Of course I am. 54 years old, in relatively good shape (ok, so my gut needs a little work), and I have never had any health issues. The last two-plus years just reinforced my invincibility. While everyone seemed to be getting sick, I pretty much just lived as I wanted. Yes, I got the vaccine, but it was more so that I wouldn't have any restrictions placed on me for things I wanted to do or places I wanted to go.
My mildly scratchy throat, yesterday morning, reminded me of how I tend to sleep with my mouth open, and the few drinks the night before resulted in that slight headache. Got to hydrate today, I told myself, which was accompanied by a brief, but noticeable, cough. I cleared my throat a few times and started the day.
As I brushed my teeth, my eye caught the corner of a small rectangular box that was shoved in the back of the medicine cabinet. It was calling me. It might've been laughing at me. Another brief cough as I moved the dental floss (that I never use) aside and took hold of the test that something long ago told me to keep.
Invincible me opened the box and, fifteen minutes and two bold lines later, I was introduced to the new "vulnerable" me.
I took a moment to let this reality check sink in. It really feels like just another cold but, I know it isn't. I'm sick. And now my Fourth of July weekend plans would have to change.
But before I thought of what I would do this weekend, I thought I'd call my buddy to joke about how "Tough Guy Joe" had succumbed to a microscopic nemesis. My first words to him would be "Guess what I got?" and my laugh would give it all away.
I delivered my line as soon as he picked up. He knew the answer just as I knew he would, and then he asked me a question......"Guess where I am?"
The tone of his voice, no laughter, said it all, and I knew that he was in the hospital. Some health issues that he has been dealing with have exacerbated and my heart sunk to hear those words from my friend. I offered anything that I could do when I knew that, especially in my now seemingly irrelevant condition, there was not much I could do. I hung up after telling him that, of course, he would be fine and, that I'd be thinking of him (if he's reading this, he knows I am).

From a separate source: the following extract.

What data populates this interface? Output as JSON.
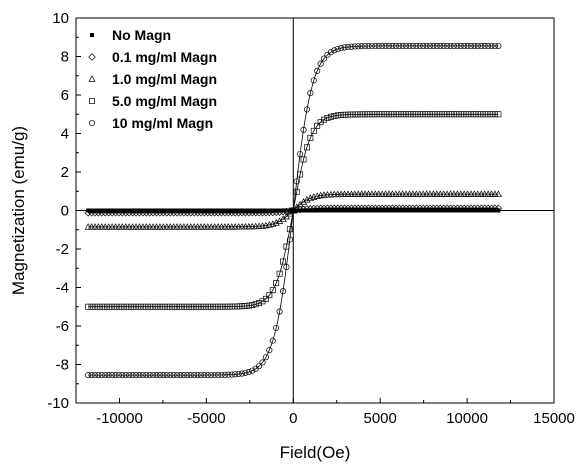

Another reality check now took hold and I started to reflect on anything, and everything, as usually happens when a hint of mortality comes into our lives.
I eventually got back to thinking about this weekend. It turns out it's not what I'm going to do, but more like what I'm not going to do.
I called my mom on Staten Island to tell her the news and that I wouldn’t be able to come to see her this weekend. “Not that big of a deal”, you might say but she also recently had a stay in the hospital so I was looking forward to seeing her now that she's home. In typical mom fashion, she was more worried about my cold than about her recovery. I promised to eat some soup and get better so I could see her as soon as I can.
And to top it all off, no weekend fishing outing with John. I'll have to wait till the end of my 5-day lockdown to see him.
Call it frustrations. Call it perspective moments. Or call it reality checks. I feel like I got my fill in the past 24 hours.
Reality Checks. We all get our share of them; I just hope we all learn the lessons from them.
Side Note - I actually got another reality check today as it is clearly a reality that I love writing and sharing with all of you. It brings me peace and happiness and I'll never take this for granted!